5. “Tangled” (2010)
This often tongue-in-cheek spin on the timeless tale of Rapunzel wins major points for its self-aware humor, ambitious and independent heroine, and incredibly catchy and smart soundtrack. Flynn Rider, Rapunzel’s rapscallion of a love interest, is a sarcastic and devilishly handsome variation on the often stoic or uncreative princes that frequently accompany the princesses (or other leading ladies) of fairy tales. The animation is artful, and the recurring motif of light can be interpreted both as a visual amuse bouche or as a deeper metaphor for the triumph of good over evil. However, “Tangled” lacks the endearing, two dimensional simplicity of older Disney films and does little to challenge the tropes of the genre in a meaningful way. Still, “Tangled” succeeds by appealing to the timeless themes of family, identity, and friendships against all odds.
4. “The Little Mermaid” (1989)
Who doesn’t love a gal whose primary form of hygiene is also a food utensil? Well, Ariel of “The Little Mermaid” has illustrated to multiple generations the value of creativity with her use of a fork as a hairbrush. Many have grown up with the image of her singing passionately atop a jagged rock, her fiery, fork-combed locks blowing behind her. This scene also occurs during what is arguably the most iconic theme song of the genre, “Part of Your World.” This mainstream classic is a childhood favorite and adulthood staple of many.
3. “Hercules” (1997)
Don’t tell the Classics majors that this less-than-accurate depiction of Ancient Greek lore ranked so high!

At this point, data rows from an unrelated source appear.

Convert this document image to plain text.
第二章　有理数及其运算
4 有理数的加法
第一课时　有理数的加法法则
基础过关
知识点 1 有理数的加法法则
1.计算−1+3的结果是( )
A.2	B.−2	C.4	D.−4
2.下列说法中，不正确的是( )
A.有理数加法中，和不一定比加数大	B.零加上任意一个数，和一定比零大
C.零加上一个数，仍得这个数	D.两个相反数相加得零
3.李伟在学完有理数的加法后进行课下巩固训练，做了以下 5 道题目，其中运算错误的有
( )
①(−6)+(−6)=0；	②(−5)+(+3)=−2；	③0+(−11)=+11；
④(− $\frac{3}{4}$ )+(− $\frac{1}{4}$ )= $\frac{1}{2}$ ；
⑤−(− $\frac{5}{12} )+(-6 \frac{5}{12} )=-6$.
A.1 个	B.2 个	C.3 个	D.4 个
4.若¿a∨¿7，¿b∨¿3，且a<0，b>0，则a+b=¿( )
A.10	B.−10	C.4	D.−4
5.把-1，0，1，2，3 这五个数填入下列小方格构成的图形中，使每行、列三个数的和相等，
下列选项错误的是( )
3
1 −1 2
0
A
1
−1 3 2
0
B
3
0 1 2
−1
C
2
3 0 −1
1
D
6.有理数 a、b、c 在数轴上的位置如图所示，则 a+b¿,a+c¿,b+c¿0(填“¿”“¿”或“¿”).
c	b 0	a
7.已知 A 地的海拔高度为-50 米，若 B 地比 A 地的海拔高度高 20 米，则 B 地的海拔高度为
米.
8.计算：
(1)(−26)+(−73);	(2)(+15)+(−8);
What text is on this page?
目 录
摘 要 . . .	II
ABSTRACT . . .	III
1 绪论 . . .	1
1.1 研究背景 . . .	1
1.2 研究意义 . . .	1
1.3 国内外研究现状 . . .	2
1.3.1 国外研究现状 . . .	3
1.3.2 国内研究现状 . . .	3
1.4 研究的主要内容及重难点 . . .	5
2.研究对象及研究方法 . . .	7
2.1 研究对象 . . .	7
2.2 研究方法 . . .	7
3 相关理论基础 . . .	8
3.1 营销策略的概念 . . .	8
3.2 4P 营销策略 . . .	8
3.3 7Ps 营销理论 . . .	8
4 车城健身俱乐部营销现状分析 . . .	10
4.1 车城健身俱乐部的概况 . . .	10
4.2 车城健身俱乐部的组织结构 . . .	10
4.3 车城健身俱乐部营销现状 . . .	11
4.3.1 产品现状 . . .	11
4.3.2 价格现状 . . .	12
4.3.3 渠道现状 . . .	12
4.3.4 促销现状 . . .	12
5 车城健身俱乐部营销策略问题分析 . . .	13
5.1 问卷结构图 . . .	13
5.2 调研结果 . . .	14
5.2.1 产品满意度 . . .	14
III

Hercules is the first protagonist on this list who is certifiably not a princess, and much of the movie centers around the rich development of his character arc, from lost and awkward youngling to… no spoilers—although it’s safe to say that you’ve had several thousand years to find out the ending. Hercules is everything from vulnerable to enraged to sensitive to downright violent. Our hero’s tale is supported thoroughly by an innovative, gospel-style soundtrack replete with vocal runs and no shortage of sass from the narrating Nine Muses. And let’s not forget Megara! Hercules’ sassy, smart love interest turns the tables on him in more than one way, which can be very refreshing. All in all, Hercules is a hilarious and emotional depiction of one hero’s path to self-discovery.
2. “Mulan” (1998)
Here we have another questionably accurate historical narrative, but this time, it is nothing short of a masterpiece. “Mulan” has it all, from stunning two-dimensional animation to iconic numbers such as “I’ll Make A Man Out Of You.” But perhaps best of all is the movie’s namesake heroine. Starting with its beginning scene with the matchmaker, the entire movie is framed in terms of Mulan’s resistance against the patriarchal society in which she lives. Mulan knows her potential, and in the face of dire consequences, she doesn’t hesitate to trust herself and in the process acquire quite a body count for a kids’ movie. Bonus points for gratuitous scenes of Li Shang questioning his sexuality and Eddie Murphy voicing a tiny animated dragon.
1. “Moana” (2016)
It was after no little deliberation that the most recent addition to the genre was placed at number one. However, even without having to withstand the test of time, “Moana” takes the cake. First, Moana is the only princess on this list with a remotely realistic body type. Second, she is an audacious woman of color voiced by an equally audacious woman of color (Auli’i Cravalho). Third, she is the only heroine—princess or not—to have no love interest whatsoever! “Moana” is thematically very similar to “Mulan,” and its worldbuilding creates a history and a mythology new and exciting enough to captivate a wide array of audiences. On top of that, the soundtrack is marked by the instantly recognizable style of the inimitable Lin-Manuel Miranda—and yes, there is rapping, though it’s not about the founding fathers. All in all, “Moana” tells the tale of emotionally complex and stirringly realistic characters to serve as role models for movie-goers of any age.